Homogeneous chemiluminescent immunoassay based on complement-mediated hemolysis of red blood cells.

A novel method was developed for the homogeneous chemiluminescent immunoassay using complement-mediated hemolysis of sheep red blood cells. The chemiluminescent reaction of luminol and H2O2 was catalyzed by hemoglobins leaked from hemolyzed sheep red blood cells. The chemiluminescence was measured by counting photons. When using nonhemolyzed cells, chemiluminescence was virtually not observed. Only hemoglobin released from the cells was chemiluminescent, so that the extent of hemolysis could be measured without separating hemolyzed and nonhemolyzed cells. The immunoassay was done for the immunoagents: complement, hemolysin (anti-sheep red blood cell antibody), and anti-human albumin antibody. In the assay of complement or anti-human albumin antibody, sheep red blood cells used were bound with hemolysin or human albumin, respectively.

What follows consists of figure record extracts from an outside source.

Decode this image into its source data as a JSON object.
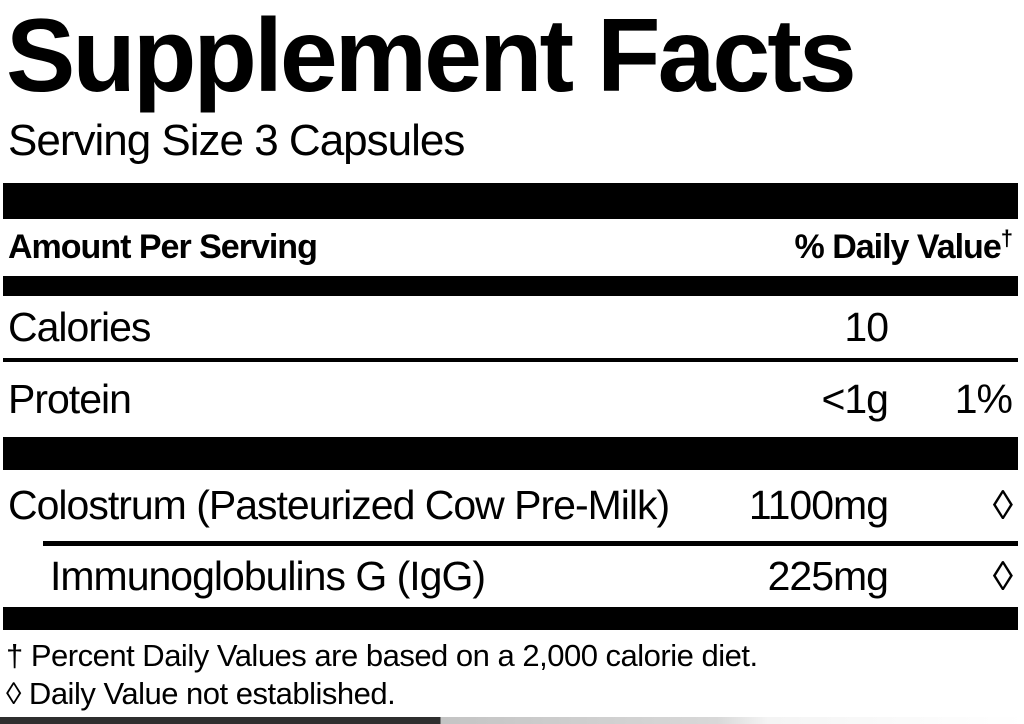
{
  "label": {
    "title": "Supplement Facts",
    "serving_size": "Serving Size 3 Capsules",
    "header": {
      "amount": "Amount Per Serving",
      "daily_value": "% Daily Value",
      "daily_value_mark": "†"
    },
    "rows": [
      {
        "name": "Calories",
        "amount": "10",
        "dv": ""
      },
      {
        "name": "Protein",
        "amount": "<1g",
        "dv": "1%"
      },
      {
        "name": "Colostrum (Pasteurized Cow Pre-Milk)",
        "amount": "1100mg",
        "dv": "◊"
      },
      {
        "name": "Immunoglobulins G (IgG)",
        "amount": "225mg",
        "dv": "◊"
      }
    ],
    "footnotes": [
      "† Percent Daily Values are based on a 2,000 calorie diet.",
      "◊ Daily Value not established."
    ],
    "colors": {
      "text": "#000000",
      "background": "#ffffff",
      "bar": "#000000"
    }
  }
}
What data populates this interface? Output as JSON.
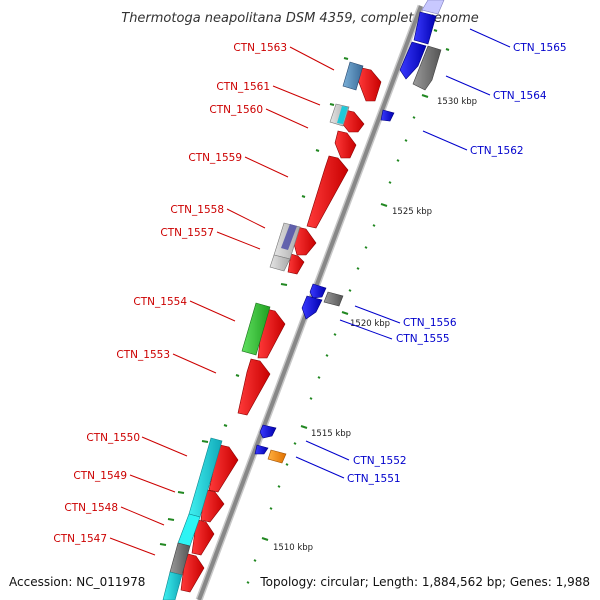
{
  "title": "Thermotoga neapolitana DSM 4359, complete genome",
  "footer": {
    "accession": "Accession: NC_011978",
    "topology": "Topology: circular; Length: 1,884,562 bp; Genes: 1,988"
  },
  "colors": {
    "forward_label": "#cc0000",
    "reverse_label": "#0000cc",
    "backbone": "#888888",
    "tick": "#228822"
  },
  "kbp_labels": [
    "1510 kbp",
    "1515 kbp",
    "1520 kbp",
    "1525 kbp",
    "1530 kbp"
  ],
  "forward_genes": [
    "CTN_1563",
    "CTN_1561",
    "CTN_1560",
    "CTN_1559",
    "CTN_1558",
    "CTN_1557",
    "CTN_1554",
    "CTN_1553",
    "CTN_1550",
    "CTN_1549",
    "CTN_1548",
    "CTN_1547"
  ],
  "reverse_genes": [
    "CTN_1565",
    "CTN_1564",
    "CTN_1562",
    "CTN_1556",
    "CTN_1555",
    "CTN_1552",
    "CTN_1551"
  ]
}
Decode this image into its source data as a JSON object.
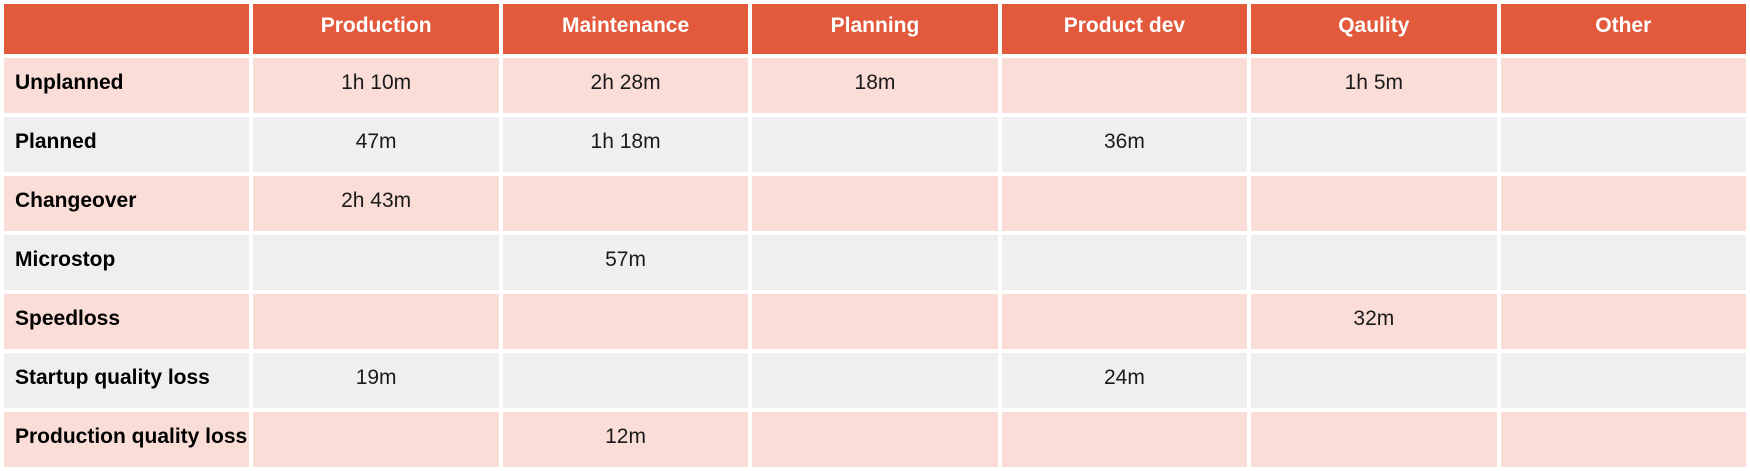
{
  "colors": {
    "header_bg": "#E2593C",
    "header_text": "#FFFFFF",
    "row_pink": "#FADDD6",
    "row_gray": "#F0EFEF",
    "cell_text": "#1A1A1A"
  },
  "table": {
    "corner_label": "",
    "columns": [
      "Production",
      "Maintenance",
      "Planning",
      "Product dev",
      "Qaulity",
      "Other"
    ],
    "rows": [
      {
        "label": "Unplanned",
        "values": [
          "1h 10m",
          "2h 28m",
          "18m",
          "",
          "1h 5m",
          ""
        ]
      },
      {
        "label": "Planned",
        "values": [
          "47m",
          "1h 18m",
          "",
          "36m",
          "",
          ""
        ]
      },
      {
        "label": "Changeover",
        "values": [
          "2h 43m",
          "",
          "",
          "",
          "",
          ""
        ]
      },
      {
        "label": "Microstop",
        "values": [
          "",
          "57m",
          "",
          "",
          "",
          ""
        ]
      },
      {
        "label": "Speedloss",
        "values": [
          "",
          "",
          "",
          "",
          "32m",
          ""
        ]
      },
      {
        "label": "Startup quality loss",
        "values": [
          "19m",
          "",
          "",
          "24m",
          "",
          ""
        ]
      },
      {
        "label": "Production quality loss",
        "values": [
          "",
          "12m",
          "",
          "",
          "",
          ""
        ]
      }
    ]
  },
  "chart_data": {
    "type": "table",
    "title": "",
    "columns": [
      "Production",
      "Maintenance",
      "Planning",
      "Product dev",
      "Qaulity",
      "Other"
    ],
    "row_labels": [
      "Unplanned",
      "Planned",
      "Changeover",
      "Microstop",
      "Speedloss",
      "Startup quality loss",
      "Production quality loss"
    ],
    "cells": [
      [
        "1h 10m",
        "2h 28m",
        "18m",
        "",
        "1h 5m",
        ""
      ],
      [
        "47m",
        "1h 18m",
        "",
        "36m",
        "",
        ""
      ],
      [
        "2h 43m",
        "",
        "",
        "",
        "",
        ""
      ],
      [
        "",
        "57m",
        "",
        "",
        "",
        ""
      ],
      [
        "",
        "",
        "",
        "",
        "32m",
        ""
      ],
      [
        "19m",
        "",
        "",
        "24m",
        "",
        ""
      ],
      [
        "",
        "12m",
        "",
        "",
        "",
        ""
      ]
    ],
    "values_minutes": [
      [
        70,
        148,
        18,
        null,
        65,
        null
      ],
      [
        47,
        78,
        null,
        36,
        null,
        null
      ],
      [
        163,
        null,
        null,
        null,
        null,
        null
      ],
      [
        null,
        57,
        null,
        null,
        null,
        null
      ],
      [
        null,
        null,
        null,
        null,
        32,
        null
      ],
      [
        19,
        null,
        null,
        24,
        null,
        null
      ],
      [
        null,
        12,
        null,
        null,
        null,
        null
      ]
    ],
    "layout_hints": {
      "row_stripe_colors": [
        "#FADDD6",
        "#F0EFEF"
      ],
      "header_color": "#E2593C",
      "grid": "white 4px gaps between cells"
    }
  }
}
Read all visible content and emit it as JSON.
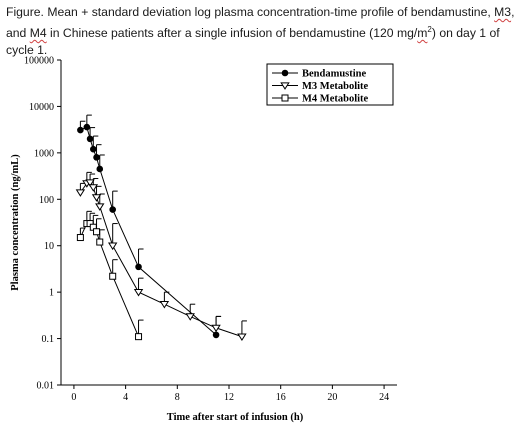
{
  "caption": {
    "part1": "Figure. Mean + standard deviation log plasma concentration-time profile of bendamustine, ",
    "m3": "M3",
    "part2": ",",
    "m4": "M4",
    "part3": " in Chinese patients after a single infusion of bendamustine (120 mg/",
    "unit": "m",
    "sup": "2",
    "part4": ") on day 1 of cycle 1.",
    "and": "and "
  },
  "chart_data": {
    "type": "line",
    "xlabel": "Time after start of infusion (h)",
    "ylabel": "Plasma concentration (ng/mL)",
    "xlim": [
      -1,
      25
    ],
    "ylim": [
      0.01,
      100000
    ],
    "yscale": "log",
    "x_ticks": [
      0,
      4,
      8,
      12,
      16,
      20,
      24
    ],
    "y_ticks": [
      0.01,
      0.1,
      1,
      10,
      100,
      1000,
      10000,
      100000
    ],
    "y_tick_labels": [
      "0.01",
      "0.1",
      "1",
      "10",
      "100",
      "1000",
      "10000",
      "100000"
    ],
    "grid": false,
    "legend_position": "top-right",
    "series": [
      {
        "name": "Bendamustine",
        "marker": "filled-circle",
        "x": [
          0.5,
          1.0,
          1.25,
          1.5,
          1.75,
          2.0,
          3.0,
          5.0,
          11.0
        ],
        "y": [
          3100,
          3600,
          2000,
          1200,
          800,
          450,
          60,
          3.5,
          0.12
        ],
        "sd_upper": [
          4800,
          6500,
          3500,
          2300,
          1500,
          900,
          150,
          8.5,
          0.3
        ]
      },
      {
        "name": "M3 Metabolite",
        "marker": "open-triangle-down",
        "x": [
          0.5,
          1.0,
          1.25,
          1.5,
          1.75,
          2.0,
          3.0,
          5.0,
          7.0,
          9.0,
          11.0,
          13.0
        ],
        "y": [
          140,
          220,
          230,
          180,
          110,
          70,
          10,
          1.0,
          0.55,
          0.3,
          0.17,
          0.11
        ],
        "sd_upper": [
          220,
          380,
          350,
          280,
          190,
          130,
          30,
          2.0,
          1.0,
          0.55,
          0.3,
          0.24
        ]
      },
      {
        "name": "M4 Metabolite",
        "marker": "open-square",
        "x": [
          0.5,
          1.0,
          1.25,
          1.5,
          1.75,
          2.0,
          3.0,
          5.0
        ],
        "y": [
          15,
          30,
          30,
          25,
          20,
          12,
          2.2,
          0.11
        ],
        "sd_upper": [
          24,
          55,
          50,
          45,
          38,
          22,
          5,
          0.25
        ]
      }
    ]
  }
}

The cell was hemolyzed by the action of antigen-antibody binding and subsequent activation of complement. The extent of hemolysis depended on the concentration of the antibody or complement. The calibration curves were obtained by chemiluminometric measurements on the added diluted antibody or complement. The sensitivity was 0.047 CH50 unit/mL for complement and below 1.0 micrograms/mL of anti-human albumin antibody.